= Warren Doyle =

American hiker

Warren Doyle (born 1950) is a hiker and supporter of the Appalachian Trail. He holds the informal record for the hiking the entire Appalachian Trail the most times (eighteen times; 9 thru-hikes and 9 section hikes). From 1974 to 2017, he organized and led 10 groups up the entire Appalachian Trail. He is the founder of two organizations dedicated to the trail: the Appalachian Long Distance Hikers Association, and the Appalachian Trail Institute. He currently is the Director of the Appalachian Trail Institute at the Appalachian Folk School, which he founded in 2010, in northeast Tennessee.

==Life==
Doyle became interested in hiking while attending Southern Connecticut State College. He had spent one summer after his junior year volunteering in the mountains of Jamaica and the next year on the edge of the coalfields in southwest West Virginia; the latter enabled him to meet, and be mentored by, the noted Appalachian activist/educator/poet Don West. In 1973, he decided to hike the Appalachian Trail solo, and in doing so in 66.33 days, set the unofficial record for the then-fastest hike. Doyle has two children, and is divorced; and remarried. He went on to become an American Studies Professor at George Mason University and the founding director of that institution's Hemlock Overlook: Center for Outdoor Education (1985–96). From 2004 to 2010, he taught at Lees-McRae College in Banner Elk, North Carolina.

==Appalachian Trail hikes==
Warren's interest in the Appalachian Trail was such that he organized a group of mostly college students to hike the trail in 1975. All 19 participants in the group completed the hike together in 109 days. Warren led additional "Circle Expeditions" of the Appalachian Trail in the years 1977, 1980, 1990, 1995, 2000, 2005, 2010 (also with higher than average completion rates); and then two 'regular' expeditions in 2015 and 2017.

Since 1989, approximately one thousand hikers have completed Warren's Appalachian Trail Institute, a five-day-long training course taken by those who hope to complete a thru-hike. According to Backpacker magazine, about 75% of those who complete this course go on to complete a through hike. This is substantially higher than the 20% - 25% of those who start on a hike who actually finish the entire trail in one year, as reported by the Appalachian Trail Conservancy.

==Influence on Well Known Hikers==

Jennifer Pharr Davis, the onetime record holder for the fastest AT hike, completed Warren's Appalachian Trail Institute and cited him in her books as an inspiration. He wrote the introduction to her book, Becoming Odyssa.

Bill Irwin, a blind hiker, attended the Appalachian Trail Institute and went on to complete the trail with his seeing eye dog, becoming the first blind man to complete a thru-hike of the trail.

During the summer of 2018, Doyle provided logistical assistance to Karel Sabbe, a Belgian dentist and ultrarunner who set the fastest known time for a supported AT traverse (41.5 days - a record that stood until September 21, 2024).

During the summer of 2020, he (aka 'Jupiter') provided support for Liz Anjos (aka 'Mercury') on her FKT traverse (supported woman NOBO) of 51.5 days.
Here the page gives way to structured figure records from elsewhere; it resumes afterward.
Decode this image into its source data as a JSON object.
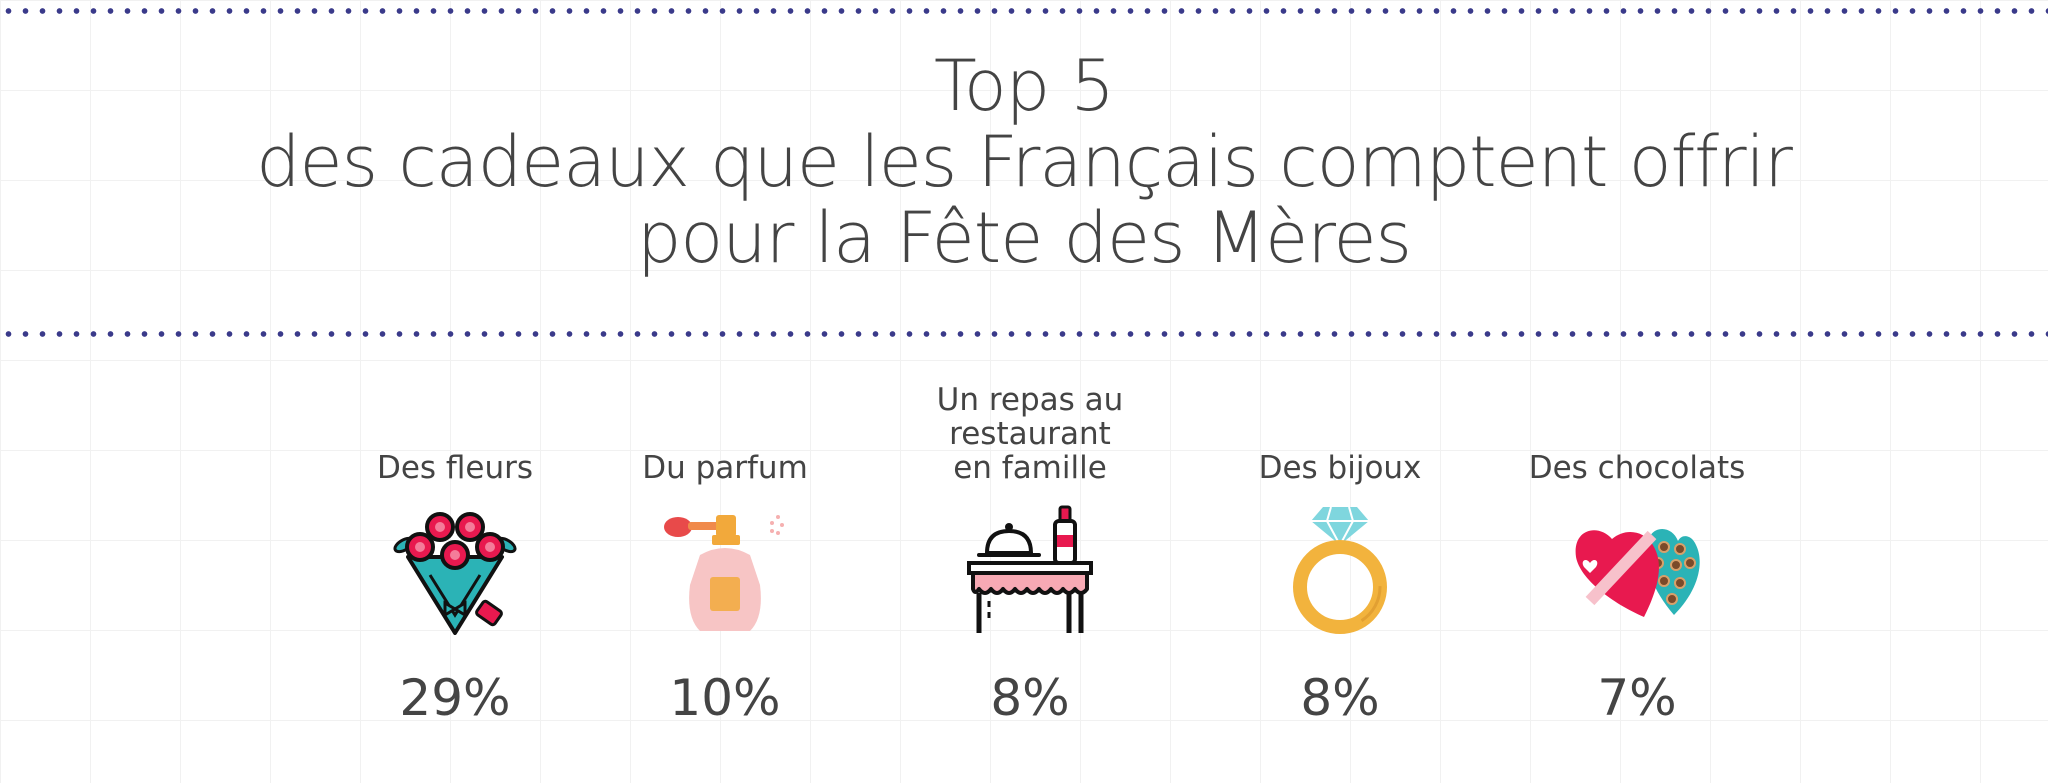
{
  "title": {
    "line1": "Top 5",
    "line2": "des cadeaux que les Français comptent offrir",
    "line3": "pour la Fête des Mères"
  },
  "gifts": [
    {
      "label": "Des fleurs",
      "percent": "29%",
      "icon": "flower-bouquet-icon"
    },
    {
      "label": "Du parfum",
      "percent": "10%",
      "icon": "perfume-bottle-icon"
    },
    {
      "label_lines": [
        "Un repas au",
        "restaurant",
        "en famille"
      ],
      "percent": "8%",
      "icon": "restaurant-table-icon"
    },
    {
      "label": "Des bijoux",
      "percent": "8%",
      "icon": "diamond-ring-icon"
    },
    {
      "label": "Des chocolats",
      "percent": "7%",
      "icon": "chocolate-box-icon"
    }
  ],
  "colors": {
    "dots": "#3a3a8a",
    "text": "#444444",
    "accent_pink": "#e8194f",
    "accent_teal": "#2bb3b6"
  }
}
His detailed knowledge of all the roads that cross the AT enabled him to meet Mercury with the support van (2003 Windstar van aka 'Pegasus') an unprecedented 427 times without ever being late.

==Criticism==

Warren has been criticized for what some describe as a skeptical attitude toward rules & regulations. In the 1990s, the Appalachian Trail Conservancy removed a bathtub he had placed in a stream in Virginia near I-77. Warren has led his groups to cross the Kennebec River by fording, a practice the Maine Appalachian Trail Club says is dangerous as the volume of water flowing in the river can increase rapidly when an upstream dam is opened.
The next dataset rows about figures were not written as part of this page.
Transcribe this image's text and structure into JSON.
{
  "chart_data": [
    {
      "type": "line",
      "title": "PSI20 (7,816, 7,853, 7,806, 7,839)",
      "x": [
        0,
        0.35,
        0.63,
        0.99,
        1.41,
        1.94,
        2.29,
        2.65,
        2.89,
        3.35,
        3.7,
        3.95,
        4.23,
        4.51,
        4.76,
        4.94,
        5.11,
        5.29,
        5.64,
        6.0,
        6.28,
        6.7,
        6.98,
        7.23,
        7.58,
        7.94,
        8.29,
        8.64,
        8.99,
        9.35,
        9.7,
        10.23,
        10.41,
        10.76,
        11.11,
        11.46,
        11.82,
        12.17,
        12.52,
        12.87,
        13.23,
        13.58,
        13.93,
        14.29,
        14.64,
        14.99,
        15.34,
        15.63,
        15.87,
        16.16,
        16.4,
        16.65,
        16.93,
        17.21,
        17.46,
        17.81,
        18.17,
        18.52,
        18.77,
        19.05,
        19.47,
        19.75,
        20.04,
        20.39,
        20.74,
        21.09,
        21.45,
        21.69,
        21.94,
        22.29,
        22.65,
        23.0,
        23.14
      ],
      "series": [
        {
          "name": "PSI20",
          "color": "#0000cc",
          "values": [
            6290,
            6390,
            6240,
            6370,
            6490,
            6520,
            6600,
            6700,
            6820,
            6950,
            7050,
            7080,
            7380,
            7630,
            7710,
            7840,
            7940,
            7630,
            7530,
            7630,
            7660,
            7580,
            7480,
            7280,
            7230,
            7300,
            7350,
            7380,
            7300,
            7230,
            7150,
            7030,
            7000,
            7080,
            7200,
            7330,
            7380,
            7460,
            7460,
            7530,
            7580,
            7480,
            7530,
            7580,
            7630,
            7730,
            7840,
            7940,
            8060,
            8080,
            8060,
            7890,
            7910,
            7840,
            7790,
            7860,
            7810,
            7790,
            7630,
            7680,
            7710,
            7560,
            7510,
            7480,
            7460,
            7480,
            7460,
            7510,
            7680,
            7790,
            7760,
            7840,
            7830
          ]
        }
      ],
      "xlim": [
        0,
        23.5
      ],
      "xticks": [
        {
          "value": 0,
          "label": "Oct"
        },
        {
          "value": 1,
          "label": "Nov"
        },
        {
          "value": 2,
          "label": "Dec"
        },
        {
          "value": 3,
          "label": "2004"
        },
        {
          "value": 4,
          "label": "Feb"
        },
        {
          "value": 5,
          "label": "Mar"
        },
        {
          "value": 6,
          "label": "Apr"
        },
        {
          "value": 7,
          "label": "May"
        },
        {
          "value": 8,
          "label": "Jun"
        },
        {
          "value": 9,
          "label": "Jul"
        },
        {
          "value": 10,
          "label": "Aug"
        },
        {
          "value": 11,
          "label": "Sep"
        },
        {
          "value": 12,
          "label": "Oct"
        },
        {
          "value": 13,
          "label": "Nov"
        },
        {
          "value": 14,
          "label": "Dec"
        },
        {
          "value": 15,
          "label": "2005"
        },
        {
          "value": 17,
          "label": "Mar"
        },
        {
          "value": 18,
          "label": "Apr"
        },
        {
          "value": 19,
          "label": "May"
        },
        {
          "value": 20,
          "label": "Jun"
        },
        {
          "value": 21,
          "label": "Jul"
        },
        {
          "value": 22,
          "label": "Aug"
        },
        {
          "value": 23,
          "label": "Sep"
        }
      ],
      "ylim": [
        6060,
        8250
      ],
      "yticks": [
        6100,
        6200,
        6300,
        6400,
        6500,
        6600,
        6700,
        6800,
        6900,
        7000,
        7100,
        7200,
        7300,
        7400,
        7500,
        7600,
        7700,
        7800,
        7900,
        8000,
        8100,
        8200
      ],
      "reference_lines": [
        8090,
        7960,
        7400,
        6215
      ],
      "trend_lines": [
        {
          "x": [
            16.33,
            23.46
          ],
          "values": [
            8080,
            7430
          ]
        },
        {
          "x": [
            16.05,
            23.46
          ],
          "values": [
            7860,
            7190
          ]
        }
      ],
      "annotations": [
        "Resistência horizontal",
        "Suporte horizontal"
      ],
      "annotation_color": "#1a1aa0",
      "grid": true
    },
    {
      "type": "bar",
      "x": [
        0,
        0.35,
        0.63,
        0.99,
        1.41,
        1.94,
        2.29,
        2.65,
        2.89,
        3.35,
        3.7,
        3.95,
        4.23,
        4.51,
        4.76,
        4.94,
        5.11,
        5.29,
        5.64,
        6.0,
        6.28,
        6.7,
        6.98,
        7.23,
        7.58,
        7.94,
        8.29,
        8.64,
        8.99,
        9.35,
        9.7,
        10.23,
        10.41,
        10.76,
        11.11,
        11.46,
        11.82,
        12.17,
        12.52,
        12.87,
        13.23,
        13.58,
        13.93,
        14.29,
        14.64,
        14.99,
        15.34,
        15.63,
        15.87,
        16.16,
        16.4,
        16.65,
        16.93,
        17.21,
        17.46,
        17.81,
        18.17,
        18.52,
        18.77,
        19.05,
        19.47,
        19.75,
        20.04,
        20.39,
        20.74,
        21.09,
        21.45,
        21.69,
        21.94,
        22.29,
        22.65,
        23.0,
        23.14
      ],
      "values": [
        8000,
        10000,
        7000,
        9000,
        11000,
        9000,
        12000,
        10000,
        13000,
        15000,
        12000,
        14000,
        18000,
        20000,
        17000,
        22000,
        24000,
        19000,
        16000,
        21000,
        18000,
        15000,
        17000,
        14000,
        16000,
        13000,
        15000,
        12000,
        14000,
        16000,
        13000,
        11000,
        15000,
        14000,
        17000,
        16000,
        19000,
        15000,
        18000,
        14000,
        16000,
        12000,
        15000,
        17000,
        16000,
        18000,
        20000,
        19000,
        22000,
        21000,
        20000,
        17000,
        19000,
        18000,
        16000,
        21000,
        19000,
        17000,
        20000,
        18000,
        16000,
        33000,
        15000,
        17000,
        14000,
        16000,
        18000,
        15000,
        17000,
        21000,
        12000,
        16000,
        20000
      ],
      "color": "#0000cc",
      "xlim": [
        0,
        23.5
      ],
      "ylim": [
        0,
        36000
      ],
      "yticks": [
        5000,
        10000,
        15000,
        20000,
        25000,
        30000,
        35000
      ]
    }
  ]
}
In winter 1979, following an act of civil disobedience, Warren was cited at Baxter State Park for climbing Katahdin, the terminus of the trail. As a matter of conscience, Warren chose to spend a night in jail rather than pay a $25 fine to raise awareness for what he thought was an unnecessary policy. Sometime after the incident, the Baxter State Park authorities changed the policy and allowed climbing of Katahdin in the rain.

==Involvement with Contra Dance==
Warren is a contra dance caller, organizer, and dancer. Notably, he, along with his wife Terry, produce the Winter Contradancers Delight Holiday, held annually December 26-31 at Lakeview Golf Resort(Morgantown, W.Va.) and the Spring Contradancers Delight Holiday held annually in mid-May at the Appalachian Folk School in Mountain City, Tennessee.